The Economist Blog  ran a story last year about the continuing right of nullification:

Juries do not only decide guilt or innocence; they can also serve as checks on unjust laws. Judges will not tell you about your right to nullify—to vote not guilty regardless of whether the prosecution has proven its case if you believe the law at issue is unjust. They may tell you that you may only judge the facts of the case put to you and not the law. They may strike you from a jury if you do not agree under oath to do so, but the right to nullify exists. There is reason to be concerned about this power: nobody wants courtroom anarchy. But there is also reason to wield it, especially today: if you believe that nonviolent drug offenders should not go to prison, vote not guilty.

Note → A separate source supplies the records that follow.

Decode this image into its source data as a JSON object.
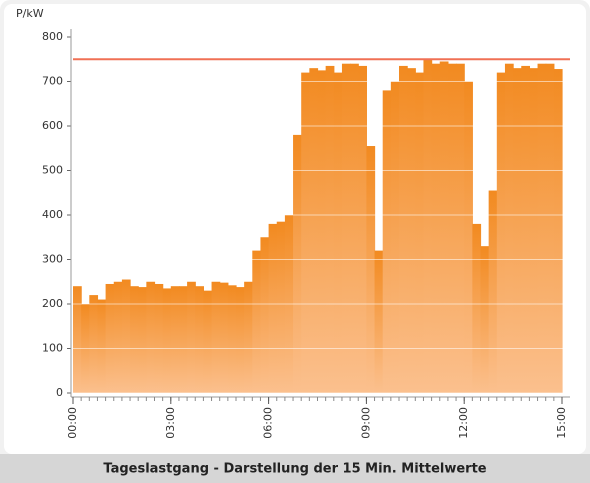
{
  "chart_data": {
    "type": "step-area",
    "y_label": "P/kW",
    "caption": "Tageslastgang - Darstellung der 15 Min. Mittelwerte",
    "color": "#f28a20",
    "x": [
      0,
      0.25,
      0.5,
      0.75,
      1,
      1.25,
      1.5,
      1.75,
      2,
      2.25,
      2.5,
      2.75,
      3,
      3.25,
      3.5,
      3.75,
      4,
      4.25,
      4.5,
      4.75,
      5,
      5.25,
      5.5,
      5.75,
      6,
      6.25,
      6.5,
      6.75,
      7,
      7.25,
      7.5,
      7.75,
      8,
      8.25,
      8.5,
      8.75,
      9,
      9.25,
      9.5,
      9.75,
      10,
      10.25,
      10.5,
      10.75,
      11,
      11.25,
      11.5,
      11.75,
      12,
      12.25,
      12.5,
      12.75,
      13,
      13.25,
      13.5,
      13.75,
      14,
      14.25,
      14.5,
      14.75
    ],
    "values": [
      240,
      200,
      220,
      210,
      245,
      250,
      255,
      240,
      238,
      250,
      245,
      235,
      240,
      240,
      250,
      240,
      230,
      250,
      248,
      242,
      238,
      250,
      320,
      350,
      380,
      385,
      400,
      580,
      720,
      730,
      725,
      735,
      720,
      740,
      740,
      735,
      555,
      320,
      680,
      700,
      735,
      730,
      720,
      750,
      740,
      745,
      740,
      740,
      700,
      380,
      330,
      455,
      720,
      740,
      730,
      735,
      730,
      740,
      740,
      728
    ],
    "xlim": [
      0,
      15
    ],
    "xticks": [
      {
        "value": 0,
        "label": "00:00"
      },
      {
        "value": 3,
        "label": "03:00"
      },
      {
        "value": 6,
        "label": "06:00"
      },
      {
        "value": 9,
        "label": "09:00"
      },
      {
        "value": 12,
        "label": "12:00"
      },
      {
        "value": 15,
        "label": "15:00"
      }
    ],
    "ylim": [
      0,
      800
    ],
    "yticks": [
      0,
      100,
      200,
      300,
      400,
      500,
      600,
      700,
      800
    ],
    "grid": true,
    "reference_line": {
      "value": 750,
      "color": "#f07055"
    }
  }
}
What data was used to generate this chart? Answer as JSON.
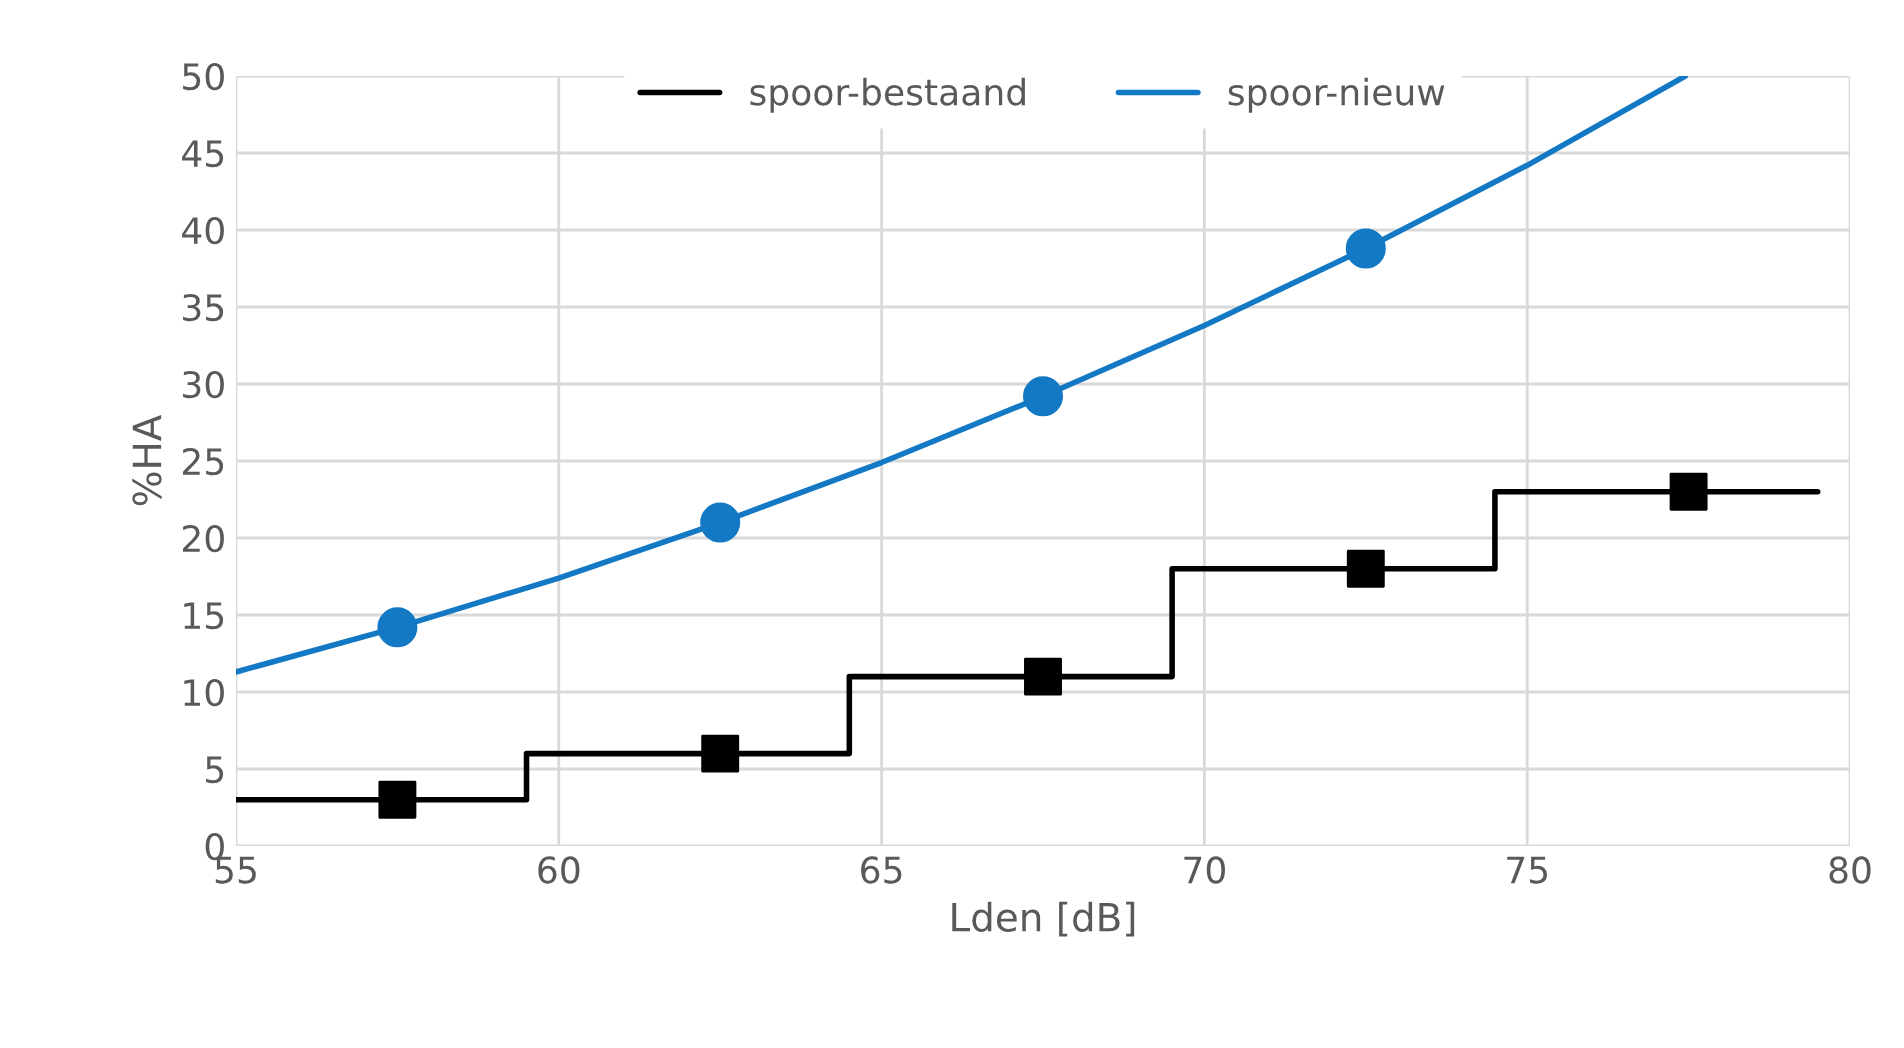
{
  "chart_data": {
    "type": "line",
    "xlabel": "Lden [dB]",
    "ylabel": "%HA",
    "xlim": [
      55,
      80
    ],
    "xticks": [
      55,
      60,
      65,
      70,
      75,
      80
    ],
    "ylim": [
      0,
      50
    ],
    "yticks": [
      0,
      5,
      10,
      15,
      20,
      25,
      30,
      35,
      40,
      45,
      50
    ],
    "grid": true,
    "legend": "top",
    "series": [
      {
        "name": "spoor-bestaand",
        "type": "step",
        "color": "#000000",
        "x": [
          55,
          59.5,
          64.5,
          69.5,
          74.5,
          79.5
        ],
        "values": [
          3,
          6,
          11,
          18,
          23,
          23
        ]
      },
      {
        "type": "scatter",
        "marker": "square",
        "color": "#000000",
        "x": [
          57.5,
          62.5,
          67.5,
          72.5,
          77.5
        ],
        "values": [
          3,
          6,
          11,
          18,
          23
        ]
      },
      {
        "name": "spoor-nieuw",
        "color": "#1479c4",
        "x": [
          55,
          57.5,
          60,
          62.5,
          65,
          67.5,
          70,
          72.5,
          75,
          77.45
        ],
        "values": [
          11.3,
          14.2,
          17.4,
          21,
          24.9,
          29.2,
          33.8,
          38.8,
          44.2,
          50
        ]
      },
      {
        "type": "scatter",
        "marker": "circle",
        "color": "#1479c4",
        "x": [
          57.5,
          62.5,
          67.5,
          72.5
        ],
        "values": [
          14.2,
          21,
          29.2,
          38.8
        ]
      }
    ]
  }
}
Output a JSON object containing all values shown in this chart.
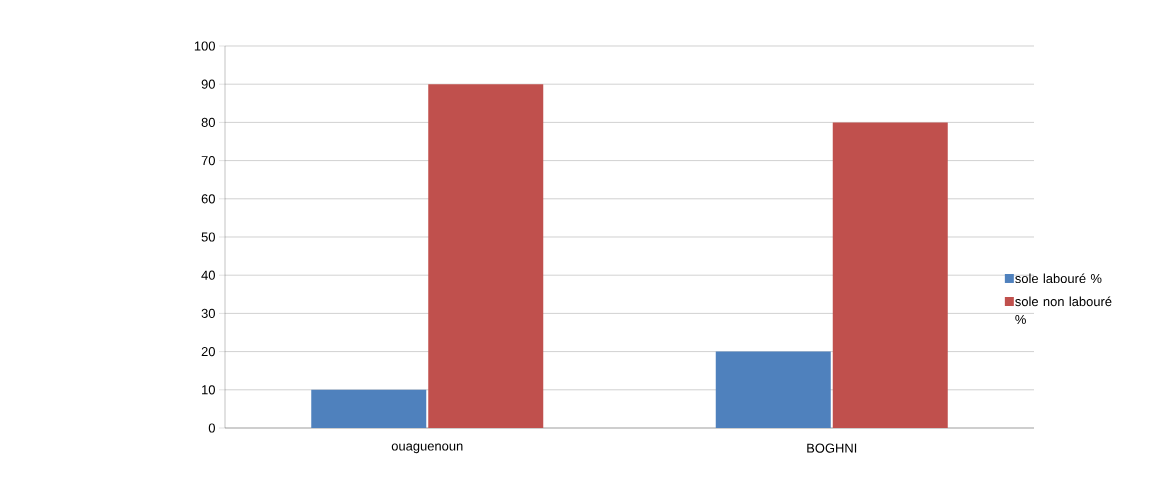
{
  "chart_data": {
    "type": "bar",
    "categories": [
      "ouaguenoun",
      "BOGHNI"
    ],
    "series": [
      {
        "name": "sole labouré %",
        "color": "#4f81bd",
        "values": [
          10,
          20
        ]
      },
      {
        "name": "sole non labouré %",
        "color": "#c0504d",
        "values": [
          90,
          80
        ]
      }
    ],
    "ylim": [
      0,
      100
    ],
    "yticks": [
      0,
      10,
      20,
      30,
      40,
      50,
      60,
      70,
      80,
      90,
      100
    ],
    "grid": "y",
    "legend": "right"
  }
}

New Hampshire passed a law last June that went into effect on January 1, 2013.  This law states:

“[A] Right of Accused. In all criminal proceedings the court shall permit the defense to inform the jury of its right to judge the facts and the application of the law in relation to the facts in controversy.”

Notwithstanding the New Hampshire legislation, the overwhelming trend of cases across the country is to limit jury nullification and discharge jurors who openly state they disagree with the law.  While this may maintain uniformity and a sense of law and order, I wonder if there should still be a place for Hamilton’s vision, in instances where jurors fundamentally feel that the law creates unjust results.